Even in dimension $4$, this is often feasible, despite the gap between homeomorphisms and diffeomorphisms in that dimension.  This is a consequence of the fact that a $4$-dimensional quotient $M/G$ often has more structure than a generic $4$-manifold - maybe you know something about a bundle structure, or maybe you know something geometric.  It is often the case that while exotic versions of manifolds exist in dimension $4$, the exotic types can't carry the "nice" structure.  For example, while $\mathbb{R}^4$ admits three Riemannian metrics with sectional curvature respectively strictly positive, strictly negative, and zero, every Riemannian metric on an exotic $\mathbb{R}^4$ has some positive and some negative curvature.  For another example, while there could be exotic $S^2\times S^2$s, the only one with the structure of an $S^2$-bundle over $S^2$ is the standard $S^2\times S^2$.

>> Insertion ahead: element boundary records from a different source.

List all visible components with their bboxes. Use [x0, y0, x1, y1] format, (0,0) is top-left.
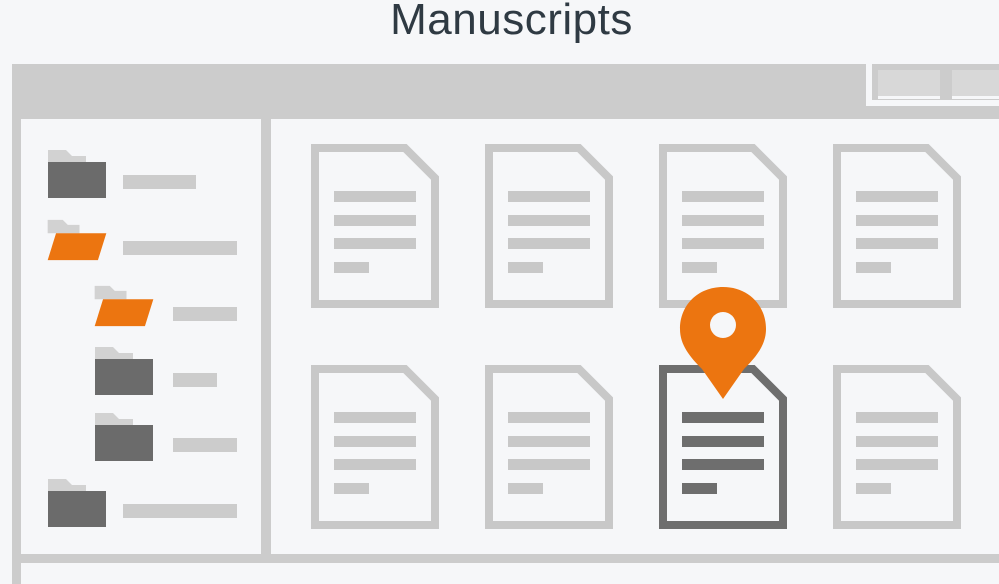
maximize-button[interactable]: [952, 70, 999, 99]
folder-icon: [48, 479, 106, 527]
document-icon[interactable]: [832, 143, 962, 309]
document-icon[interactable]: [310, 364, 440, 530]
sidebar-item-label: [173, 438, 237, 452]
sidebar-item-label: [123, 241, 237, 255]
folder-open-icon: [94, 285, 154, 327]
document-icon[interactable]: [310, 143, 440, 309]
document-icon[interactable]: [484, 143, 614, 309]
sidebar-item-label: [173, 373, 217, 387]
folder-icon: [95, 347, 153, 395]
sidebar-divider: [261, 119, 271, 563]
sidebar-item-label: [173, 307, 237, 321]
page-title: Manuscripts: [390, 0, 633, 44]
sidebar-item-label: [123, 504, 237, 518]
document-icon[interactable]: [484, 364, 614, 530]
folder-open-icon: [47, 219, 107, 261]
folder-icon: [95, 413, 153, 461]
document-icon[interactable]: [832, 364, 962, 530]
window-bottom-border: [12, 554, 999, 563]
window-titlebar: [12, 64, 999, 119]
folder-icon: [48, 150, 106, 198]
location-pin-icon: [680, 287, 766, 399]
minimize-button[interactable]: [878, 70, 940, 99]
sidebar-item-label: [123, 175, 196, 189]
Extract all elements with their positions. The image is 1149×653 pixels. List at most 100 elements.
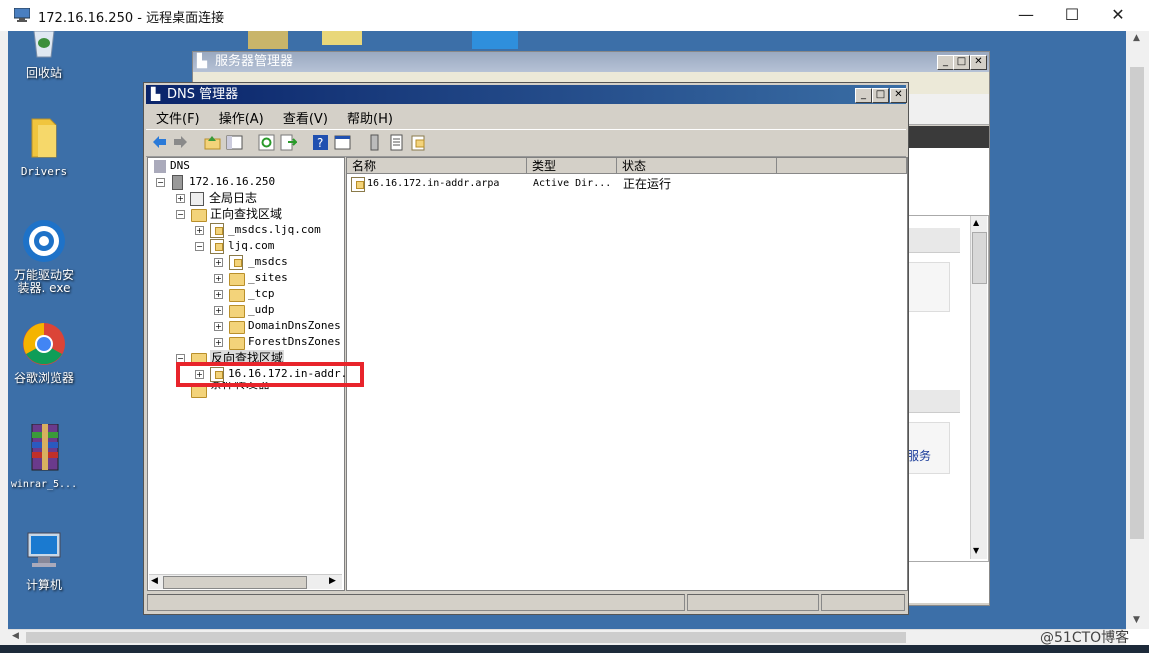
scroll-down-icon[interactable]: ▼ xyxy=(973,546,979,555)
scroll-left-icon[interactable]: ◀ xyxy=(151,576,158,586)
chrome-icon xyxy=(23,323,65,365)
desktop-icon-drivers[interactable]: Drivers xyxy=(8,115,82,178)
rdp-vertical-scrollbar[interactable]: ▲ ▼ xyxy=(1126,31,1149,629)
desktop-icon-label: 万能驱动安装器. exe xyxy=(13,268,74,295)
tree-node-child[interactable]: _msdcs xyxy=(248,254,288,270)
row-type: Active Dir... xyxy=(533,178,612,189)
tree-node-server[interactable]: 172.16.16.250 xyxy=(172,174,275,190)
scroll-up-icon[interactable]: ▲ xyxy=(1133,33,1140,43)
tree-node-child[interactable]: _udp xyxy=(248,302,275,318)
svg-text:?: ? xyxy=(317,136,323,150)
expand-icon[interactable]: + xyxy=(176,194,185,203)
sm-maximize-button[interactable]: □ xyxy=(953,55,970,70)
properties-icon[interactable] xyxy=(334,134,351,151)
back-arrow-icon[interactable] xyxy=(151,134,168,151)
menu-file[interactable]: 文件(F) xyxy=(156,112,200,127)
column-header-status[interactable]: 状态 xyxy=(617,158,777,174)
computer-icon xyxy=(27,532,61,567)
close-button[interactable]: ✕ xyxy=(1095,0,1141,31)
menu-action[interactable]: 操作(A) xyxy=(219,112,264,127)
server-manager-titlebar: ▙ 服务器管理器 _ □ ✕ xyxy=(193,52,989,72)
column-header-name[interactable]: 名称 xyxy=(347,158,527,174)
up-folder-icon[interactable] xyxy=(204,134,221,151)
dns-maximize-button[interactable]: □ xyxy=(872,88,889,103)
folder-icon xyxy=(229,273,245,286)
refresh-icon[interactable] xyxy=(258,134,275,151)
zone-icon xyxy=(229,255,243,270)
desktop-icon-chrome[interactable]: 谷歌浏览器 xyxy=(8,322,82,385)
collapse-icon[interactable]: − xyxy=(176,210,185,219)
maximize-button[interactable]: ☐ xyxy=(1049,0,1095,31)
menu-help[interactable]: 帮助(H) xyxy=(347,112,393,127)
tree-node-msdcs-zone[interactable]: _msdcs.ljq.com xyxy=(228,222,321,238)
highlight-box xyxy=(176,362,364,387)
partial-desktop-icon xyxy=(472,31,518,49)
expand-icon[interactable]: + xyxy=(214,258,223,267)
scroll-thumb[interactable] xyxy=(1130,67,1144,539)
expand-icon[interactable]: + xyxy=(214,322,223,331)
dns-list-pane[interactable]: 名称 类型 状态 16.16.172.in-addr.arpa Active D… xyxy=(346,157,908,591)
sm-section-box: 服务 xyxy=(906,422,950,474)
forward-arrow-icon[interactable] xyxy=(172,134,189,151)
desktop-icon-computer[interactable]: 计算机 xyxy=(8,529,82,592)
scroll-thumb[interactable] xyxy=(972,232,987,284)
sm-inner-panel: 服务 ▲ ▼ xyxy=(905,215,989,562)
column-header-type[interactable]: 类型 xyxy=(527,158,617,174)
expand-icon[interactable]: + xyxy=(214,274,223,283)
desktop-icon-label: 谷歌浏览器 xyxy=(13,371,74,385)
desktop-icon-recycle-bin[interactable]: 回收站 xyxy=(8,31,82,80)
dns-statusbar xyxy=(147,594,905,611)
tree-node-dns-root[interactable]: DNS xyxy=(154,158,190,174)
desktop-icon-label: 计算机 xyxy=(25,578,62,592)
sm-section-header xyxy=(906,228,960,253)
sm-minimize-button[interactable]: _ xyxy=(937,55,954,70)
tree-node-ljq-com[interactable]: ljq.com xyxy=(228,238,274,254)
tree-node-global-logs[interactable]: 全局日志 xyxy=(190,190,257,206)
tree-node-child[interactable]: _tcp xyxy=(248,286,275,302)
collapse-icon[interactable]: − xyxy=(195,242,204,251)
scroll-right-icon[interactable]: ▶ xyxy=(329,576,336,586)
tree-node-forward-zones[interactable]: 正向查找区域 xyxy=(210,206,282,222)
scroll-left-icon[interactable]: ◀ xyxy=(12,631,19,641)
scroll-thumb[interactable] xyxy=(163,576,307,589)
dns-manager-window[interactable]: ▙ DNS 管理器 _ □ ✕ 文件(F) 操作(A) 查看(V) 帮助(H) … xyxy=(143,82,909,615)
scroll-down-icon[interactable]: ▼ xyxy=(1133,615,1140,625)
sm-vertical-scrollbar[interactable]: ▲ ▼ xyxy=(970,216,987,559)
expand-icon[interactable]: + xyxy=(214,338,223,347)
expand-icon[interactable]: + xyxy=(195,226,204,235)
zone-icon xyxy=(210,223,224,238)
scroll-up-icon[interactable]: ▲ xyxy=(973,218,979,227)
desktop-icon-winrar[interactable]: winrar_5... xyxy=(8,423,82,491)
tree-horizontal-scrollbar[interactable]: ◀ ▶ xyxy=(149,574,342,589)
desktop-icon-label: winrar_5... xyxy=(10,479,78,490)
tree-node-child[interactable]: ForestDnsZones xyxy=(248,334,341,350)
sm-link-text[interactable]: 服务 xyxy=(907,447,931,464)
dns-close-button[interactable]: ✕ xyxy=(890,88,907,103)
zone-icon xyxy=(351,177,365,192)
column-header-empty[interactable] xyxy=(777,158,907,174)
rdp-horizontal-scrollbar[interactable]: ◀ xyxy=(8,629,1126,646)
help-icon[interactable]: ? xyxy=(312,134,329,151)
dns-minimize-button[interactable]: _ xyxy=(855,88,872,103)
scroll-thumb[interactable] xyxy=(26,632,906,643)
expand-icon[interactable]: + xyxy=(214,306,223,315)
folder-icon xyxy=(229,321,245,334)
show-tree-icon[interactable] xyxy=(226,134,243,151)
export-list-icon[interactable] xyxy=(280,134,297,151)
minimize-button[interactable]: — xyxy=(1003,0,1049,31)
list-icon[interactable] xyxy=(388,134,405,151)
dns-toolbar: ? xyxy=(146,129,906,157)
sm-close-button[interactable]: ✕ xyxy=(970,55,987,70)
folder-icon xyxy=(229,289,245,302)
server-icon[interactable] xyxy=(366,134,383,151)
tree-node-child[interactable]: _sites xyxy=(248,270,288,286)
expand-icon[interactable]: + xyxy=(214,290,223,299)
tree-node-child[interactable]: DomainDnsZones xyxy=(248,318,341,334)
desktop-icon-driver-installer[interactable]: 万能驱动安装器. exe xyxy=(8,219,82,295)
collapse-icon[interactable]: − xyxy=(156,178,165,187)
zone-icon[interactable] xyxy=(410,134,427,151)
row-name[interactable]: 16.16.172.in-addr.arpa xyxy=(367,177,499,191)
folder-icon xyxy=(31,118,57,158)
menu-view[interactable]: 查看(V) xyxy=(283,112,328,127)
sm-header-band xyxy=(905,126,989,148)
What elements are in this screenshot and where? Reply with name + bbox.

Examples of this abound in papers dealing with low dimensional classifications.  One example would be the thesis of my student Andrew Lutz.


*Often for higher dimensional quotients, the answer is "$M/G$ is not diffeomorphic to any previously studied manifold."  In other words, often $M/G$ is our best description of that manifold.  This kind of thing happens all the time with homogeneous spaces.  For example, if we consider the action of $G=S^1$ on $M=SU(10)$ given by left multiplication by the diagonal matrix with entries $(z^2, z^4, z^{-5}, z^6, z^{-7}, 1, 1, 1, 1, 1)$ with $z\in S^1\subseteq \mathbb{C}$, then I'd be willing to bet that the space $M/G$ has never been studied before.  (I just made up the exponents, there's nothing particularly special about them.)

Edit.
For (i), if $G\cdot x$ were close to $y$ for every $y$,then you're right that $G\cdot x$ would be dense.  (By "close to" I mean "$\inf d(G\cdot x, y) = 0$").  But it's possible that $G\cdot x$ is close to some $y$ without being close to a all $y$s.  As a dumb example of this, if $G = \mathbb{Q}$ acting on $\mathbb{R}^2$ by $q(s,t) = (q+s,t)$, then the orbit $G\cdot (0,0)$ is close to all points along the $x$-axis, but far from any point not on the $x$-axis.
For the example under consideration, you're right that this $\inf$ must be positive.  Here's a more rigorous proof.  First, note that for any non-identity $g\in G$ and any $x\in \mathbb{R}^2$, that $d(g\cdot x,x) = \sqrt{(m+na)^2 + n^2 }\geq 1$.  Now, I claim that for any $y\notin G\cdot x$, the ball of radius $1/2$ around $y$ contains at most one point of $G\cdot x$.  For if both $g_1\cdot x$ and $g_2\cdot x$ are in the ball, then the triangle inequality gives $d(g_1\cdot x,g_2\cdot x)\leq d(g_1\cdot x,y)+d(y,g_2\cdot x) < 1/2 + 1/2 = 1$, contradicting the "First, note" sentence.  Now, if there are no points of $G\cdot x$ in the ball, then the $\inf$ is at least $1/2 > 0$, and if there is one point, then the $\inf$ is the distance between $y$ and that one point, so is also non-zero.
For ii), you're right.